To say that a man is made up of certain chemical elements is a satisfactory description only for those who intend to use him as a fertilizer.
There is no permanent status quo in nature; all is the process of adjustment and readjustment, or else eventual failure. But man is the first being yet evolved on earth which has the power to note this changefulness, and, if he will, to turn it to his own advantage, to work out genetic methods, eugenic ideas, yes, to invent new characteristics, organs, and biological systems that will work out to further the interests, the happiness, the glory of the God-like being whose meager foreshadowings we the present ailing creatures are.

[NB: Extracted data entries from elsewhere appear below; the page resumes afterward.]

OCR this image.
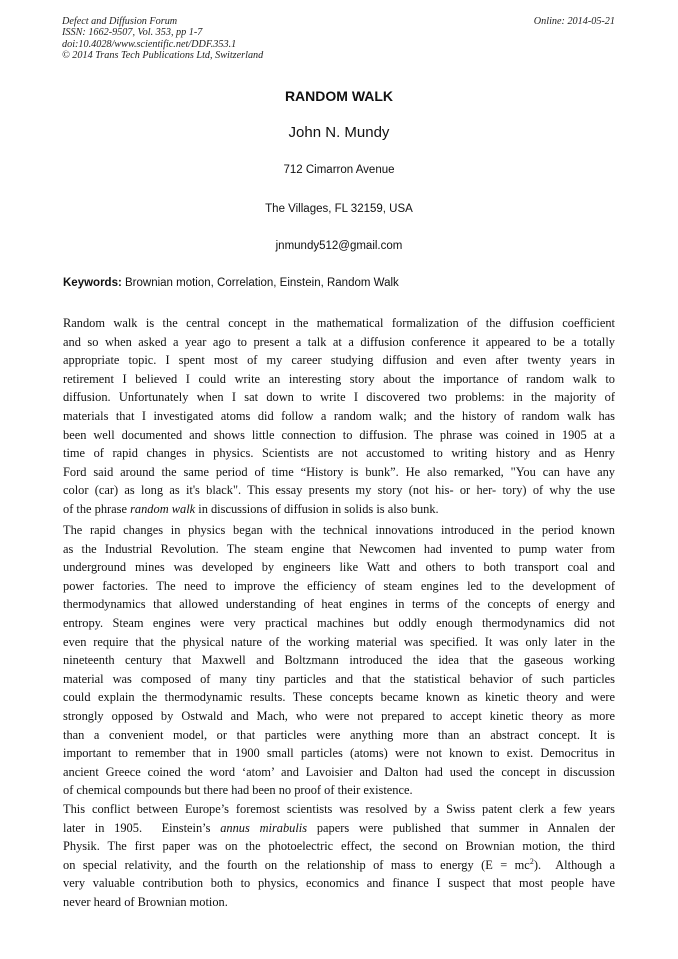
Defect and Diffusion Forum
ISSN: 1662-9507, Vol. 353, pp 1-7
doi:10.4028/www.scientific.net/DDF.353.1
© 2014 Trans Tech Publications Ltd, Switzerland
Online: 2014-05-21
RANDOM WALK
John N. Mundy
712 Cimarron Avenue
The Villages, FL 32159, USA
jnmundy512@gmail.com
Keywords: Brownian motion, Correlation, Einstein, Random Walk
Random walk is the central concept in the mathematical formalization of the diffusion coefficient
and so when asked a year ago to present a talk at a diffusion conference it appeared to be a totally
appropriate topic. I spent most of my career studying diffusion and even after twenty years in
retirement I believed I could write an interesting story about the importance of random walk to
diffusion. Unfortunately when I sat down to write I discovered two problems: in the majority of
materials that I investigated atoms did follow a random walk; and the history of random walk has
been well documented and shows little connection to diffusion. The phrase was coined in 1905 at a
time of rapid changes in physics. Scientists are not accustomed to writing history and as Henry
Ford said around the same period of time “History is bunk”. He also remarked, "You can have any
color (car) as long as it's black". This essay presents my story (not his- or her- tory) of why the use
of the phrase random walk in discussions of diffusion in solids is also bunk.
The rapid changes in physics began with the technical innovations introduced in the period known
as the Industrial Revolution. The steam engine that Newcomen had invented to pump water from
underground mines was developed by engineers like Watt and others to both transport coal and
power factories. The need to improve the efficiency of steam engines led to the development of
thermodynamics that allowed understanding of heat engines in terms of the concepts of energy and
entropy. Steam engines were very practical machines but oddly enough thermodynamics did not
even require that the physical nature of the working material was specified. It was only later in the
nineteenth century that Maxwell and Boltzmann introduced the idea that the gaseous working
material was composed of many tiny particles and that the statistical behavior of such particles
could explain the thermodynamic results. These concepts became known as kinetic theory and were
strongly opposed by Ostwald and Mach, who were not prepared to accept kinetic theory as more
than a convenient model, or that particles were anything more than an abstract concept. It is
important to remember that in 1900 small particles (atoms) were not known to exist. Democritus in
ancient Greece coined the word ‘atom’ and Lavoisier and Dalton had used the concept in discussion
of chemical compounds but there had been no proof of their existence.
This conflict between Europe’s foremost scientists was resolved by a Swiss patent clerk a few years
later in 1905.  Einstein’s annus mirabulis papers were published that summer in Annalen der
Physik. The first paper was on the photoelectric effect, the second on Brownian motion, the third
on special relativity, and the fourth on the relationship of mass to energy $(E = mc^2)$.  Although a
very valuable contribution both to physics, economics and finance I suspect that most people have
never heard of Brownian motion.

If these d'Herelle bodies were really genes, fundamentally like our chromosome genes, they would give us an utterly new angle from which to attack the gene problem. They are filterable, to some extent isolable, can be handled in test-tubes, and their properties, as shown by their effects on the bacteria, can then be studied after treatment. It would be very rash to call these bodies genes, and yet at present we must confess that there is no distinction known between the genes and them. Hence we can not categorically deny that perhaps we may be able to grind genes in a mortar and cook them in a beaker after all. Must we geneticists become bacteriologists, physiological chemists and physicists, simultaneously with being zoologists and botanists? Let us hope so.
As science is more and more subject to grave misuse as well as to use for human benefit it has also become the scientist's responsibility to become aware of the social relations and applications of his subject, and to exert his influence in such a direction as will result in the best applications of the findings in his own and related fields. Thus he must help in educating the public, in the broad sense, and this means first educating himself, not only in science but in regard to the great issues confronting mankind today.